Nobody, not even Dodd and Frank, could have guessed that any lost revenue would be made up at the expense of the customer.
That is just it. For normal people this would be so obvious that it has to be considered to be an intended consequence. But Dodd and Frank are not normal people. No, they really are that stupid. I have no doubt they honestly thought this was going to help out consumers.
Anyone who says that it could have been guessed is just recycling teabagger talking points from the Kochtopus.
Birthday Money isn't legal tender? Fuck you, Butterscotch!
No, fuck monopoly money.
As for Butterscotch, I'd hit it.
I regard HsquirrelzR's refusal to cite the Iron Law correctly as a sign of their envy.
It's instructive that neither Dodd nor Frank have ever held a job in the private sector, let alone worked in finance.
customers on the bottom end of the scale can look forward to bigger annual fees and fewer rewards points or frequent flyer miles
But democraps care so deeply about the trevails of the poor. Can't you just feel the caring?
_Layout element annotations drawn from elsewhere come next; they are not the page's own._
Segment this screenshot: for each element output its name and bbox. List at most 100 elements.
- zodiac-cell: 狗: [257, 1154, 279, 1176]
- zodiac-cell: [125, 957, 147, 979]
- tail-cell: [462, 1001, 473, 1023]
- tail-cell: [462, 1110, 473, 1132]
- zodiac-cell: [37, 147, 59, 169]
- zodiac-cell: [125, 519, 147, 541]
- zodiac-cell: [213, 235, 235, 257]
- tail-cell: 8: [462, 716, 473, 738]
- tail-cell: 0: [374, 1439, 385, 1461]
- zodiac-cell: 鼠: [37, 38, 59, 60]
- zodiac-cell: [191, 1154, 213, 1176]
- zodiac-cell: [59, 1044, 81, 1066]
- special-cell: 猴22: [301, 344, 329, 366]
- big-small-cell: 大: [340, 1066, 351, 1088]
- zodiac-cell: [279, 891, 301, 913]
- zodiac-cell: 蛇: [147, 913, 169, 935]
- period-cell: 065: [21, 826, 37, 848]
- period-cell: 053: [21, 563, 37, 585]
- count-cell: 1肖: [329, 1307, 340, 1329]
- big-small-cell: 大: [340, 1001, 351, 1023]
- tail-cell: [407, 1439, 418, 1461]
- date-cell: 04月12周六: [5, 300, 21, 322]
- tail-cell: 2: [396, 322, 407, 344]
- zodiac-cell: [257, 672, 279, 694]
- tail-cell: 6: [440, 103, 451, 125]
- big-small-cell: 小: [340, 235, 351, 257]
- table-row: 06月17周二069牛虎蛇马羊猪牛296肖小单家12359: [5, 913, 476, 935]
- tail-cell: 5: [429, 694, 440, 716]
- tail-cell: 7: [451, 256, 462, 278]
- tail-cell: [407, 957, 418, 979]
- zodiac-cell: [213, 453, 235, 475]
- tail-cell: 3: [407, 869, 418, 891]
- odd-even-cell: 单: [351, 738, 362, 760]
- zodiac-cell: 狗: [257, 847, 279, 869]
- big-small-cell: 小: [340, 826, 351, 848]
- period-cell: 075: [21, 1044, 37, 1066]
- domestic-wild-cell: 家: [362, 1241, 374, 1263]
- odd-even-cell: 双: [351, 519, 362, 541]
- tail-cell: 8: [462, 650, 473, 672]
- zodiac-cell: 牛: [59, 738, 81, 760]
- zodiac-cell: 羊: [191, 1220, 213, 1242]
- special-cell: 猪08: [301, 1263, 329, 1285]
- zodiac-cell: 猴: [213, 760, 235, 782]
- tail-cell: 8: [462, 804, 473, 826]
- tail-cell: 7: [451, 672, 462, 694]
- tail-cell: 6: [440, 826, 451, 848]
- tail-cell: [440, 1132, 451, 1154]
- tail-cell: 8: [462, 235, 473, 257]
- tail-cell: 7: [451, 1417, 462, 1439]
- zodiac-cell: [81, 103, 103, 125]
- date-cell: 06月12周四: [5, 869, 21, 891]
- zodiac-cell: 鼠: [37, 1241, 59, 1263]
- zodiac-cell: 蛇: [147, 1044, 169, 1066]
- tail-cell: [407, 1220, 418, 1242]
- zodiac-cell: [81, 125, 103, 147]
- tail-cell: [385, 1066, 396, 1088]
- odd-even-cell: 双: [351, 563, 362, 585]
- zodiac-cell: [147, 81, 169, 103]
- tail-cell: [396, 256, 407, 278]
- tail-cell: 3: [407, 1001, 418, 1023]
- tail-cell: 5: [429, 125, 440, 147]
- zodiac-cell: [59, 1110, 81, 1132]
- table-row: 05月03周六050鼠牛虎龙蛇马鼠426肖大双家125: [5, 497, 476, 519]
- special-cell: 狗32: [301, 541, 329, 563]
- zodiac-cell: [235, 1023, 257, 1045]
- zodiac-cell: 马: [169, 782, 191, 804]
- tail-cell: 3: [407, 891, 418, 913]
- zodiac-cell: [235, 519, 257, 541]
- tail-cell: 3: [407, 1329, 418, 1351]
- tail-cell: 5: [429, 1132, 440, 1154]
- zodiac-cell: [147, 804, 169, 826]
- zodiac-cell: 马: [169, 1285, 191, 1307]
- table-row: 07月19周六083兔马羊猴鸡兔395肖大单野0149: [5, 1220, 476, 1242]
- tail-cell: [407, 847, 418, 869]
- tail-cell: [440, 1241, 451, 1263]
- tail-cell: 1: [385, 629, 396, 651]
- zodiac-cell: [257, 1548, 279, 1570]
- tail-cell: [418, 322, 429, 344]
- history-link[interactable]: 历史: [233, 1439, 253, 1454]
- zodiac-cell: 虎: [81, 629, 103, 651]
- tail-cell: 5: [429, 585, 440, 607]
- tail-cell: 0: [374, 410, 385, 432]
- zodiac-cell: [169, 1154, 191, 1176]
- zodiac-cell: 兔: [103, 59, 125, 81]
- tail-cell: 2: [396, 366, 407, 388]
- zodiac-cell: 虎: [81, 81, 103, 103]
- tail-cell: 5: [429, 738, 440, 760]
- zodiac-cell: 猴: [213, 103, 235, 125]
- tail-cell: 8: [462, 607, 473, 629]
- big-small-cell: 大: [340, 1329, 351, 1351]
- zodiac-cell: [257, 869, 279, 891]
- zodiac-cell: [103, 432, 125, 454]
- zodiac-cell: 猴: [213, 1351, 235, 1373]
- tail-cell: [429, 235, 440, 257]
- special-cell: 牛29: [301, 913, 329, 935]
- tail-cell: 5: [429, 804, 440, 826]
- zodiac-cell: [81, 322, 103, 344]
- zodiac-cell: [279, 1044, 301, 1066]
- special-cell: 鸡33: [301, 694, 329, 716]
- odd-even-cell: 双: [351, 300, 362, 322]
Big deal, just mandate free checking accounts! Next up, free ATM usuage. I can't count the number of (seemingly) intelligent people who've bitched to me about ATM fees to "get their own money out."
My counter is always: "Do you object to paying the valet kid to 'get
your own vehicle' out of the lot?" Surprisingly, several told me that all parking should be free too in all city garages. I swear there are people who would be fine with government taking 100% of their wages if they could get everything they want free.
Doing things and taking care of yourself is just so HAAAARRRDDD!!11!! /lib-tard
Uh, I have free checking.
Odd, I have free checking with no minimum balance . . .
Oh, when we go down into the article, we find that, in fact, 39% of banks still offer free checking with no minimum balance after the rule. While 55% of banks didn't offer it before the rule.
Yes, down six percentage points is a rather large annual shift. But it's hardly "an end to free checking as we knew it".
But really, what do you need checks for? Who even wants them? Is there anyone who accepts checks, but doesn't accept a debit card? Usually it's the opposite.
Try writing a check for a drink on an airplane. Or in a foreign country.
I now have a supermarket "rewards" card. You "load" the card in advance at a flat fee of $3. Although the supermarket now offers free reloading coupons. It also gives you discounts on groceries, "points" towards discounts on gasoline, $5 off your grocery bill every couple weeks, and you can pay for anything with it. Your rent, your utility bill, your water bill, order off Amazon, etc. Anything you can pay with a check, you can pay with your card, plus get discounts.
I'm expecting a law or regulation or SOME damn thing any day now from the government, being pressured by the banks, to outlaw this. Just wait.